Она помешкала, собираясь с силами для последнего на сегодняшний день монолога.

— Я понимаю, почему всем кажется, что я слишком раздула всю эту историю — юная девица, которая шла по дорожке, и ее напугали две псины. Но ведь когда-нибудь придет пора подводить итог прожитой жизни. И тогда ты либо придешь к выводу, что ты слишком стар и ленив для того, чтобы над этим думать, или же сделаешь то же самое, что и я: выделишь одно конкретное событие, отыщешь в чем-то вполне объяснимом и заурядном суть всего того, что в противном случае просто канет в Лету, — конфликт, смену точки отсчета, новое понимание происходящего. Я вовсе не пытаюсь утверждать, что эти твари только на вид казались обыкновенными собаками. Что бы там ни говорил Бернард, в действительности я не верю в то, что они были слугами дьявола, адскими псами или знамением Божьим, — или во что там еще я верю, с точки зрения всей этой публики. В следующий раз, как увидишься с ним, заставь его рассказать тебе о том, что наговорил нам про этих собак мэр Сан-Мориса. Он вспомнит. Мы тогда весь вечер просидели на веранде в «Отель де Тильёль». Я вовсе не пыталась мифологизировать этих животных. Я их использовала. Они дали мне ключик к свободе. Я кое-что открыла с их помощью.

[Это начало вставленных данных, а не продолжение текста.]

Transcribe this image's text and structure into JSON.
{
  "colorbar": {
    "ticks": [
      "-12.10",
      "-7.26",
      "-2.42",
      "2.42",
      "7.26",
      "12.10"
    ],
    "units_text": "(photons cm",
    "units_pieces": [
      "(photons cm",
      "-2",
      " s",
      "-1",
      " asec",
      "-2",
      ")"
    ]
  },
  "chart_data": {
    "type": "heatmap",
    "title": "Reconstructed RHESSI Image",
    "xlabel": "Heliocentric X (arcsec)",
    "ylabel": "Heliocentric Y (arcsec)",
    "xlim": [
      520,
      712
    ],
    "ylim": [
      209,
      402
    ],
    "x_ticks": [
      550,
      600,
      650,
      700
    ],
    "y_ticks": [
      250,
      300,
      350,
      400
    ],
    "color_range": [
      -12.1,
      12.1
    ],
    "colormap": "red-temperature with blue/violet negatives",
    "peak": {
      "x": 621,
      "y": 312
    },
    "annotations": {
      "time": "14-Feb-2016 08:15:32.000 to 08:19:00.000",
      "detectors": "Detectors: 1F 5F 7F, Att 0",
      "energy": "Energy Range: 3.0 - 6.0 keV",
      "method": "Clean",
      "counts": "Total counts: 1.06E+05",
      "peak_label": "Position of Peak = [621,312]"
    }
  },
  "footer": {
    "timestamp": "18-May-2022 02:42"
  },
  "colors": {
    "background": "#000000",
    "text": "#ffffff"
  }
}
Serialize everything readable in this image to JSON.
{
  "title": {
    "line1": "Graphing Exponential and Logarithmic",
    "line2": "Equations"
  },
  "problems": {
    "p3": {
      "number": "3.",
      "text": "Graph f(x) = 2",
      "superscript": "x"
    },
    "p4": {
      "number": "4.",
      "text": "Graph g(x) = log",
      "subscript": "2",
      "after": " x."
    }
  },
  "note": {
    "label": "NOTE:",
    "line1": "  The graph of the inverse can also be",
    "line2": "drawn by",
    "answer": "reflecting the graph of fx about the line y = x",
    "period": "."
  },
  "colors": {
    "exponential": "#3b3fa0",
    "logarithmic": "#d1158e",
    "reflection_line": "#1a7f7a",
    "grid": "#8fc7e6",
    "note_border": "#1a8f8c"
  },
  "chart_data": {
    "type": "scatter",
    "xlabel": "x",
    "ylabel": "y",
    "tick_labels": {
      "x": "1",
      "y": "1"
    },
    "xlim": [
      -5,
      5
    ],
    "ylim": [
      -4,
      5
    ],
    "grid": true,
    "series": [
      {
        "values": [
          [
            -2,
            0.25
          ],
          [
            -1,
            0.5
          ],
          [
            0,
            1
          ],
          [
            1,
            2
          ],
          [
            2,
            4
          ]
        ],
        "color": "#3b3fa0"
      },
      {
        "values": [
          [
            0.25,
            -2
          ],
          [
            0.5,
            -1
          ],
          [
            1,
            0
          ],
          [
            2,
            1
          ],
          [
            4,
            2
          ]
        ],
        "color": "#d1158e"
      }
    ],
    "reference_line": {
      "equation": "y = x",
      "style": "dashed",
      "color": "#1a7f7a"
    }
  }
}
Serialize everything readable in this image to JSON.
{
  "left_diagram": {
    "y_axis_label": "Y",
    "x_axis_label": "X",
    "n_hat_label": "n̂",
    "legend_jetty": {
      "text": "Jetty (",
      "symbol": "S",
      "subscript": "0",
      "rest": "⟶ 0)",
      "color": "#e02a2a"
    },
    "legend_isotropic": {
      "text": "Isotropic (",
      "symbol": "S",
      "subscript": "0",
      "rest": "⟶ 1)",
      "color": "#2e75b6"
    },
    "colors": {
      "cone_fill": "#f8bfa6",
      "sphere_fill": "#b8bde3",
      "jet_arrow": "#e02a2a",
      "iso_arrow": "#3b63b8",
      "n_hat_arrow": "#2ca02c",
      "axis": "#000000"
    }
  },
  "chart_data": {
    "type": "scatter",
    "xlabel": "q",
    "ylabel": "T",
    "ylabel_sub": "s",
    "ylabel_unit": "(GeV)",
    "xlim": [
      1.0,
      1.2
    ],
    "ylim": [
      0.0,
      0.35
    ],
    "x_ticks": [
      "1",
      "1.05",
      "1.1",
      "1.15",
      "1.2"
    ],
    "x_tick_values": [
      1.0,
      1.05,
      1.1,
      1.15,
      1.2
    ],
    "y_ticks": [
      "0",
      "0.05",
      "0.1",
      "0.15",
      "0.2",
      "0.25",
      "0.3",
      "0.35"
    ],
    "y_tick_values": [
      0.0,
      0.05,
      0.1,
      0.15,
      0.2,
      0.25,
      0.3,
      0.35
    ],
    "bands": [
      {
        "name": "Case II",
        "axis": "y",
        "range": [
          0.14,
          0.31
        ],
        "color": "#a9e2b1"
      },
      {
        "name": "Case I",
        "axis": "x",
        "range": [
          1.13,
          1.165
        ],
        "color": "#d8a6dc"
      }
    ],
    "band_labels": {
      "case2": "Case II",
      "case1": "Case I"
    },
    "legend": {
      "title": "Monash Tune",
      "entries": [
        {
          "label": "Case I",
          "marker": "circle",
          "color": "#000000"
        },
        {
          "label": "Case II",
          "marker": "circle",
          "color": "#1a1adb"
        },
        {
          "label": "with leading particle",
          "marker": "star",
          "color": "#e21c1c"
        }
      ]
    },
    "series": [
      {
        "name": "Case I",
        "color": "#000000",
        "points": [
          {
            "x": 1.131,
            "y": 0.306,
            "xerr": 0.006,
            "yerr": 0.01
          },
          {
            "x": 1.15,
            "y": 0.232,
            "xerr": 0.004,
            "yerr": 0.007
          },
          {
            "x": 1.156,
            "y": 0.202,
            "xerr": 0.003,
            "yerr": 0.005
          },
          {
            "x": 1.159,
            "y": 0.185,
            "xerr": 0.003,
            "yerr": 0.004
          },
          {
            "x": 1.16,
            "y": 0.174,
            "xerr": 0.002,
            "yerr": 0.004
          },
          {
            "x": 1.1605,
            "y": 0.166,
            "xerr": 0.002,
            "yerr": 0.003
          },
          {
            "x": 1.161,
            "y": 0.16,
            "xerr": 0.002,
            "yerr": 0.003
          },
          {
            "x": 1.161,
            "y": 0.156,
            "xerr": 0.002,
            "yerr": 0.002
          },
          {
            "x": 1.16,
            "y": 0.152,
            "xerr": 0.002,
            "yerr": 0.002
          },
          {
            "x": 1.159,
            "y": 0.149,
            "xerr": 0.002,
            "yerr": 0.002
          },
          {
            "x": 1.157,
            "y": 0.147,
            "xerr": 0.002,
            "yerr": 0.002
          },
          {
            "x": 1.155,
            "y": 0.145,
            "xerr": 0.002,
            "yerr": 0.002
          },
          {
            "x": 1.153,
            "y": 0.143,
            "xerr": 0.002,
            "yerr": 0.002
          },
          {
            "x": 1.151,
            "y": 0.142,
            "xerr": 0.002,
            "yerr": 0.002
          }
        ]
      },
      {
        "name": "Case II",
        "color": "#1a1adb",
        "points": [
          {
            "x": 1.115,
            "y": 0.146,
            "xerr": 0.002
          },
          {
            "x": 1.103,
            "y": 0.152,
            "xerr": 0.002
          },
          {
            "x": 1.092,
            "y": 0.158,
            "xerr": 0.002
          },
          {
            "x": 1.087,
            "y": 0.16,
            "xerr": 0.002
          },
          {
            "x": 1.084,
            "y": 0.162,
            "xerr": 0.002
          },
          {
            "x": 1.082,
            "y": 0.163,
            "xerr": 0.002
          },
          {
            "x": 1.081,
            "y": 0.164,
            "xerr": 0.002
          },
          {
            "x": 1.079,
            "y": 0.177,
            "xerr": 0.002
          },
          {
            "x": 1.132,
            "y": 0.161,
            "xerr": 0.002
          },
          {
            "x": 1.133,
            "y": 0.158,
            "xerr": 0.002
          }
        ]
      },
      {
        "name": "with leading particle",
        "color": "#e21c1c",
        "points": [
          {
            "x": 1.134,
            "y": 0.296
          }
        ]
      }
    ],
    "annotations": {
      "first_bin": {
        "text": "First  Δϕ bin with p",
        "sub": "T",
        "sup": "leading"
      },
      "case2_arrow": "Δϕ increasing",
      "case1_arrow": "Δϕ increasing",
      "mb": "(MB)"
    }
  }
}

Ее рука дернулась над простыней в мою сторону. А я так и не смог себя заставить потянуться навстречу и взять ее за руку. Помешал некий смутный журналистский импульс, довольно странное чувство отстраненности. Пока она говорила, а я продолжал выписывать в блокноте летящие арабески скорописи, я чувствовал себя невесомым, пустым и легким, словно подвешенным в полной неопределенности меж двух возможных точек зрения — обыденной и глубинной, не понимая, которую из них я в данный момент воспринимаю. Я дернулся и скорчился над блокнотом, стараясь не встретиться с ней взглядом.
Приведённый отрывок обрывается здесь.